Jon. The second item down in the Watch Discussion Forum covers how to upload pictures. (Basically you will need to upload your pictures to an Image Hosting site such as Photobucket and then put the IMG link from that into your post on here).

Roger


----------



## stefano34 (Sep 27, 2009)

I had the same problem in posting images on several sites, try the sticky posted on here and if thgat don't work try this;

1. Upload your pictures to your computer save in date order so today would be *sun14pics *or similar, than right click on image use *open with* and *microsoft picture manager* (best to play around with this program if you have it to get used to it but it is simple enough to use)when you are happy with the image go to resize image and choose *predefined width x height* and choose *web-large (640x480px)*

2. Join a picture image hosting site (they are free)I prefer 'tiny pic', uploading pics is easy on tiny pic just click *upload more* on the right then click the top *browse* box then select *recent places* in the box that will pop up and choose the pictures you require, double click to transfer the images one at a time into the tinypic browse boxes, when you have got all 5 boxes full click the green *upload *button and wait a short while for them to upload.

3. Write your text/message on here or other site and when you want to insert an image go to your tinypic page or chosen hosting site and open up your chosen image by double clicking it then where it says *grab your code* left click on the second one down *IMG Code for Forums& Message Boards* to highlight it then right click *copy*, then paste this where you require it in your text,then upload your message as normal.

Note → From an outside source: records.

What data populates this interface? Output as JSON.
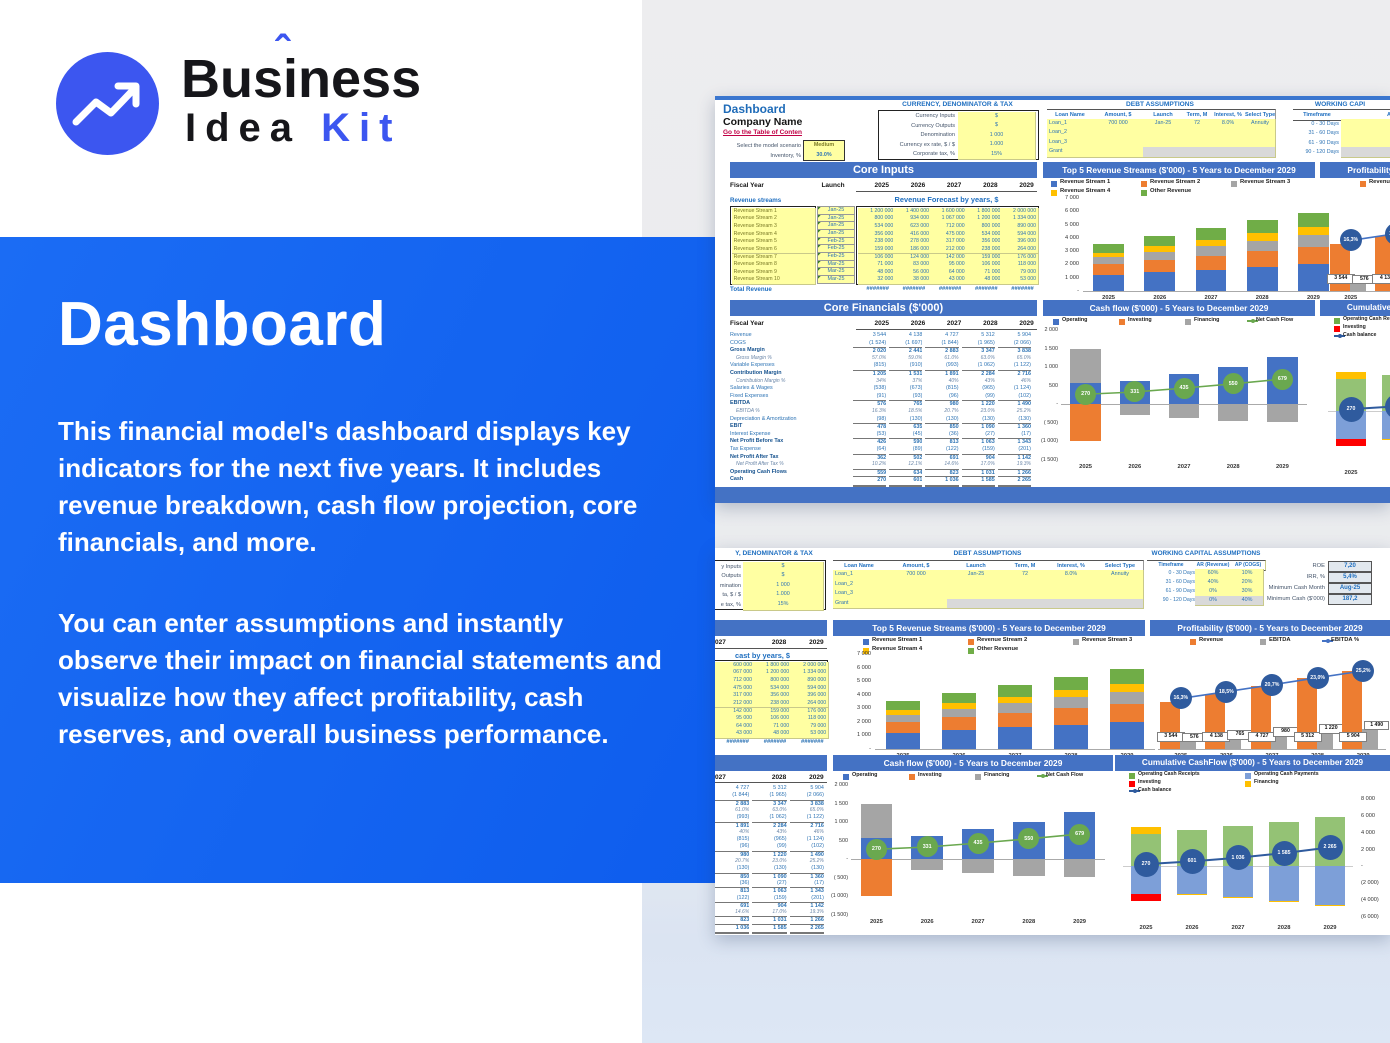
{
  "logo": {
    "word1_pre": "Bus",
    "word1_i": "i",
    "word1_hat": "ˆ",
    "word1_post": "ness",
    "word2": "Idea",
    "word3": "Kit"
  },
  "panel": {
    "title": "Dashboard",
    "para1": "This financial model's dashboard displays key indicators for the next five years. It includes revenue breakdown, cash flow projection, core financials, and more.",
    "para2": "You can enter assumptions and instantly observe their impact on financial statements and visualize how they affect profitability, cash reserves, and overall business performance."
  },
  "colors": {
    "panel_blue": "#1264ef",
    "banner": "#4472c4",
    "head_blue": "#1f6fc0",
    "label_gray": "#44546a",
    "cell_yellow": "#ffffa2",
    "cell_gray": "#d9d9d9",
    "val_blue": "#2e74b5",
    "link_red": "#c00045",
    "bar_blue": "#4472c4",
    "bar_orange": "#ed7d31",
    "bar_gray": "#a5a5a5",
    "bar_yellow": "#ffc000",
    "bar_green": "#70ad47",
    "bar_red": "#fe0000",
    "cum_blue": "#7d9fd8",
    "bubble_green": "#6aa84f",
    "bubble_navy": "#2f5b9e",
    "line_green": "#6aa84f",
    "line_blue": "#4472c4",
    "line_navy": "#2f5b9e",
    "stream_olive": "#7b7b27",
    "scenario_text": "#7b7b27",
    "logo_blue": "#3c56f0"
  },
  "sheet": {
    "title": "Dashboard",
    "company": "Company Name",
    "toc_link": "Go to the Table of Conten",
    "scenario_label": "Select the model scenario",
    "scenario_value": "Medium",
    "inventory_label": "Inventory, %",
    "inventory_value": "30.0%",
    "currency": {
      "heading": "CURRENCY, DENOMINATOR & TAX",
      "heading_cut": "Y, DENOMINATOR & TAX",
      "labels": [
        "Currency Inputs",
        "Currency Outputs",
        "Denomination",
        "Currency ex rate, $ / $",
        "Corporate tax, %"
      ],
      "labels_cut": [
        "y Inputs",
        "Outputs",
        "mination",
        "ta, $ / $",
        "e tax, %"
      ],
      "values": [
        "$",
        "$",
        "1 000",
        "1.000",
        "15%"
      ]
    },
    "debt": {
      "heading": "DEBT ASSUMPTIONS",
      "headers": [
        "Loan Name",
        "Amount, $",
        "Launch",
        "Term, M",
        "Interest, %",
        "Select Type"
      ],
      "rows": [
        [
          "Loan_1",
          "700 000",
          "Jan-25",
          "72",
          "8.0%",
          "Annuity"
        ],
        [
          "Loan_2",
          "",
          "",
          "",
          "",
          ""
        ],
        [
          "Loan_3",
          "",
          "",
          "",
          "",
          ""
        ],
        [
          "Grant",
          "",
          "",
          "",
          "",
          ""
        ]
      ]
    },
    "working": {
      "heading": "WORKING CAPITAL ASSUMPTIONS",
      "heading_cut": "WORKING CAPI",
      "headers": [
        "Timeframe",
        "AR (Revenue)",
        "AP (COGS)"
      ],
      "headers_cut": [
        "Timeframe",
        "AR"
      ],
      "rows": [
        [
          "0 - 30 Days",
          "60%",
          "10%"
        ],
        [
          "31 - 60 Days",
          "40%",
          "20%"
        ],
        [
          "61 - 90 Days",
          "0%",
          "30%"
        ],
        [
          "90 - 120 Days",
          "0%",
          "40%"
        ]
      ]
    },
    "kpis": {
      "labels": [
        "ROE",
        "IRR, %",
        "Minimum Cash Month",
        "Minimum Cash ($'000)"
      ],
      "values": [
        "7,20",
        "5,4%",
        "Aug-25",
        "187,2"
      ]
    },
    "core_inputs": {
      "banner": "Core Inputs",
      "fiscal_label": "Fiscal Year",
      "launch_label": "Launch",
      "years": [
        "2025",
        "2026",
        "2027",
        "2028",
        "2029"
      ],
      "years_cut": [
        "027",
        "2028",
        "2029"
      ]
    },
    "forecast": {
      "streams_label": "Revenue streams",
      "heading": "Revenue Forecast by years, $",
      "heading_cut": "cast by years, $",
      "streams": [
        "Revenue Stream 1",
        "Revenue Stream 2",
        "Revenue Stream 3",
        "Revenue Stream 4",
        "Revenue Stream 5",
        "Revenue Stream 6",
        "Revenue Stream 7",
        "Revenue Stream 8",
        "Revenue Stream 9",
        "Revenue Stream 10"
      ],
      "launches": [
        "Jan-25",
        "Jan-25",
        "Jan-25",
        "Jan-25",
        "Feb-25",
        "Feb-25",
        "Feb-25",
        "Mar-25",
        "Mar-25",
        "Mar-25"
      ],
      "values": [
        [
          "1 200 000",
          "1 400 000",
          "1 600 000",
          "1 800 000",
          "2 000 000"
        ],
        [
          "800 000",
          "934 000",
          "1 067 000",
          "1 200 000",
          "1 334 000"
        ],
        [
          "534 000",
          "623 000",
          "712 000",
          "800 000",
          "890 000"
        ],
        [
          "356 000",
          "416 000",
          "475 000",
          "534 000",
          "594 000"
        ],
        [
          "238 000",
          "278 000",
          "317 000",
          "356 000",
          "396 000"
        ],
        [
          "159 000",
          "186 000",
          "212 000",
          "238 000",
          "264 000"
        ],
        [
          "106 000",
          "124 000",
          "142 000",
          "159 000",
          "176 000"
        ],
        [
          "71 000",
          "83 000",
          "95 000",
          "106 000",
          "118 000"
        ],
        [
          "48 000",
          "56 000",
          "64 000",
          "71 000",
          "79 000"
        ],
        [
          "32 000",
          "38 000",
          "43 000",
          "48 000",
          "53 000"
        ]
      ],
      "values_cut": [
        [
          "600 000",
          "1 800 000",
          "2 000 000"
        ],
        [
          "067 000",
          "1 200 000",
          "1 334 000"
        ],
        [
          "712 000",
          "800 000",
          "890 000"
        ],
        [
          "475 000",
          "534 000",
          "594 000"
        ],
        [
          "317 000",
          "356 000",
          "396 000"
        ],
        [
          "212 000",
          "238 000",
          "264 000"
        ],
        [
          "142 000",
          "159 000",
          "176 000"
        ],
        [
          "95 000",
          "106 000",
          "118 000"
        ],
        [
          "64 000",
          "71 000",
          "79 000"
        ],
        [
          "43 000",
          "48 000",
          "53 000"
        ]
      ],
      "total_label": "Total Revenue",
      "hash": "#######"
    },
    "core_fin": {
      "banner": "Core Financials ($'000)",
      "fiscal_label": "Fiscal Year",
      "rows": [
        {
          "label": "Revenue",
          "style": "n",
          "values": [
            "3 544",
            "4 138",
            "4 727",
            "5 312",
            "5 904"
          ]
        },
        {
          "label": "COGS",
          "style": "n",
          "values": [
            "(1 524)",
            "(1 697)",
            "(1 844)",
            "(1 965)",
            "(2 066)"
          ]
        },
        {
          "label": "Gross Margin",
          "style": "b",
          "values": [
            "2 020",
            "2 441",
            "2 883",
            "3 347",
            "3 838"
          ]
        },
        {
          "label": "Gross Margin %",
          "style": "i",
          "values": [
            "57.0%",
            "59.0%",
            "61.0%",
            "63.0%",
            "65.0%"
          ]
        },
        {
          "label": "Variable Expenses",
          "style": "n",
          "values": [
            "(815)",
            "(910)",
            "(993)",
            "(1 062)",
            "(1 122)"
          ]
        },
        {
          "label": "Contribution Margin",
          "style": "b",
          "values": [
            "1 205",
            "1 531",
            "1 891",
            "2 284",
            "2 716"
          ]
        },
        {
          "label": "Contribution Margin %",
          "style": "i",
          "values": [
            "34%",
            "37%",
            "40%",
            "43%",
            "46%"
          ]
        },
        {
          "label": "Salaries & Wages",
          "style": "n",
          "values": [
            "(538)",
            "(673)",
            "(815)",
            "(965)",
            "(1 124)"
          ]
        },
        {
          "label": "Fixed Expenses",
          "style": "n",
          "values": [
            "(91)",
            "(93)",
            "(96)",
            "(99)",
            "(102)"
          ]
        },
        {
          "label": "EBITDA",
          "style": "d",
          "values": [
            "576",
            "765",
            "980",
            "1 220",
            "1 490"
          ]
        },
        {
          "label": "EBITDA %",
          "style": "i",
          "values": [
            "16.3%",
            "18.5%",
            "20.7%",
            "23.0%",
            "25.2%"
          ]
        },
        {
          "label": "Depreciation & Amortization",
          "style": "n",
          "values": [
            "(98)",
            "(130)",
            "(130)",
            "(130)",
            "(130)"
          ]
        },
        {
          "label": "EBIT",
          "style": "b",
          "values": [
            "478",
            "635",
            "850",
            "1 090",
            "1 360"
          ]
        },
        {
          "label": "Interest Expense",
          "style": "n",
          "values": [
            "(53)",
            "(45)",
            "(36)",
            "(27)",
            "(17)"
          ]
        },
        {
          "label": "Net Profit Before Tax",
          "style": "b",
          "values": [
            "426",
            "590",
            "813",
            "1 063",
            "1 343"
          ]
        },
        {
          "label": "Tax Expense",
          "style": "n",
          "values": [
            "(64)",
            "(89)",
            "(122)",
            "(159)",
            "(201)"
          ]
        },
        {
          "label": "Net Profit After Tax",
          "style": "d",
          "values": [
            "362",
            "502",
            "691",
            "904",
            "1 142"
          ]
        },
        {
          "label": "Net Profit After Tax %",
          "style": "i",
          "values": [
            "10.2%",
            "12.1%",
            "14.6%",
            "17.0%",
            "19.3%"
          ]
        },
        {
          "label": "Operating Cash Flows",
          "style": "b",
          "values": [
            "559",
            "634",
            "823",
            "1 031",
            "1 266"
          ]
        },
        {
          "label": "Cash",
          "style": "d",
          "values": [
            "270",
            "601",
            "1 036",
            "1 585",
            "2 265"
          ]
        }
      ]
    }
  },
  "chart_data": {
    "top5": {
      "type": "bar",
      "stacked": true,
      "title": "Top 5 Revenue Streams ($'000) - 5 Years to December 2029",
      "categories": [
        "2025",
        "2026",
        "2027",
        "2028",
        "2029"
      ],
      "yticks": [
        "7 000",
        "6 000",
        "5 000",
        "4 000",
        "3 000",
        "2 000",
        "1 000",
        "-"
      ],
      "ymax": 7000,
      "series": [
        {
          "name": "Revenue Stream 1",
          "color": "bar_blue",
          "values": [
            1200,
            1400,
            1600,
            1800,
            2000
          ]
        },
        {
          "name": "Revenue Stream 2",
          "color": "bar_orange",
          "values": [
            800,
            934,
            1067,
            1200,
            1334
          ]
        },
        {
          "name": "Revenue Stream 3",
          "color": "bar_gray",
          "values": [
            534,
            623,
            712,
            800,
            890
          ]
        },
        {
          "name": "Revenue Stream 4",
          "color": "bar_yellow",
          "values": [
            356,
            416,
            475,
            534,
            594
          ]
        },
        {
          "name": "Other Revenue",
          "color": "bar_green",
          "values": [
            654,
            765,
            873,
            978,
            1086
          ]
        }
      ]
    },
    "profit": {
      "type": "bar",
      "title": "Profitability ($'000) - 5 Years to December 2029",
      "categories": [
        "2025",
        "2026",
        "2027",
        "2028",
        "2029"
      ],
      "legend": [
        "Revenue",
        "EBITDA",
        "EBITDA %"
      ],
      "revenue": [
        3544,
        4138,
        4727,
        5312,
        5904
      ],
      "revenue_labels": [
        "3 544",
        "4 138",
        "4 727",
        "5 312",
        "5 904"
      ],
      "ebitda": [
        576,
        765,
        980,
        1220,
        1490
      ],
      "ebitda_labels": [
        "576",
        "765",
        "980",
        "1 220",
        "1 490"
      ],
      "pct": [
        16.3,
        18.5,
        20.7,
        23.0,
        25.2
      ],
      "pct_labels": [
        "16,3%",
        "18,5%",
        "20,7%",
        "23,0%",
        "25,2%"
      ],
      "ymax": 7000
    },
    "cashflow": {
      "type": "bar",
      "title": "Cash flow ($'000) - 5 Years to December 2029",
      "categories": [
        "2025",
        "2026",
        "2027",
        "2028",
        "2029"
      ],
      "legend": [
        "Operating",
        "Investing",
        "Financing",
        "Net Cash Flow"
      ],
      "yticks": [
        "2 000",
        "1 500",
        "1 000",
        "500",
        "-",
        "( 500)",
        "(1 000)",
        "(1 500)"
      ],
      "ymax": 2000,
      "ymin": -1500,
      "operating": [
        560,
        630,
        820,
        1010,
        1270
      ],
      "financing": [
        940,
        -300,
        -380,
        -450,
        -490
      ],
      "investing": [
        -1000,
        0,
        0,
        0,
        0
      ],
      "net": [
        270,
        331,
        435,
        550,
        679
      ],
      "net_labels": [
        "270",
        "331",
        "435",
        "550",
        "679"
      ]
    },
    "cumulative": {
      "type": "bar",
      "title": "Cumulative CashFlow ($'000) - 5 Years to December 2029",
      "categories": [
        "2025",
        "2026",
        "2027",
        "2028",
        "2029"
      ],
      "legend": [
        "Operating Cash Receipts",
        "Operating Cash Payments",
        "Investing",
        "Financing",
        "Cash balance"
      ],
      "yticks": [
        "8 000",
        "6 000",
        "4 000",
        "2 000",
        "-",
        "(2 000)",
        "(4 000)",
        "(6 000)"
      ],
      "ymax": 8000,
      "ymin": -6000,
      "receipts": [
        3900,
        4300,
        4750,
        5250,
        5850
      ],
      "financing_pos": [
        800,
        0,
        0,
        0,
        0
      ],
      "payments": [
        -3250,
        -3300,
        -3650,
        -4100,
        -4550
      ],
      "investing": [
        -900,
        0,
        0,
        0,
        0
      ],
      "financing_neg": [
        0,
        -80,
        -100,
        -120,
        -140
      ],
      "balance": [
        270,
        601,
        1036,
        1585,
        2265
      ],
      "balance_labels": [
        "270",
        "601",
        "1 036",
        "1 585",
        "2 265"
      ]
    }
  }
}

4. I find you can upload 4 pictures in this way per message and they are a good size.


----------



## Gsyjon (Jul 2, 2010)

Stinch said:


> Gsyjon said:
> 
> 
> > Hi
> ...


Hopefully this will work. Please let me know if you can view the image.










Kind regards

Jon


----------



## gaz64 (May 5, 2009)

that worked nice watch


----------



## sam. (Mar 24, 2010)

Well what a stunning Rolex,

very nicely done indeed(dial restore)

Should be alright for another fifty odd years now!,

i think your dad would be well pleased with the result!

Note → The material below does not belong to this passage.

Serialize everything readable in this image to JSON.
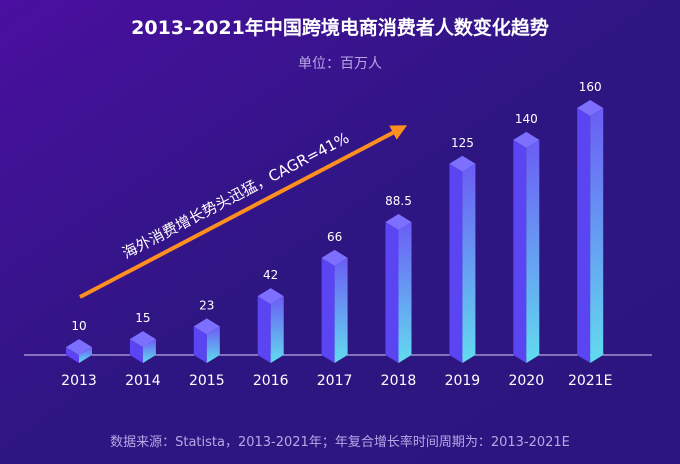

Enjoy it Jon,and look after it,its a very special thing,to have an heirloom like that,

i have a 1957 Rolex Oyster Royal,from my grandfather,that i had restored,(dial didn't need painting though)it was well worth doing,and its very special so me,as i know yours is to you.

Sam. :cheers:










i keep it with his ring,and the original crown,in a nice box on display,with other heirlooms.


----------



## harryblakes7 (Oct 1, 2010)

Thats a great watch Sam and the other refinished dial is good as well, just bear in mind old Rolex Subs and GMT's must not have the dials refurbed as it will totally trash their value in my humble opinion.........


----------



## sam. (Mar 24, 2010)

harryblakes7 said:


> Thats a great watch Sam and the other refinished dial is good as well, just bear in mind old Rolex Subs and GMT's must not have the dials refurbed as it will totally trash their value in my humble opinion.........


Thanks Harry. :cheers:


----------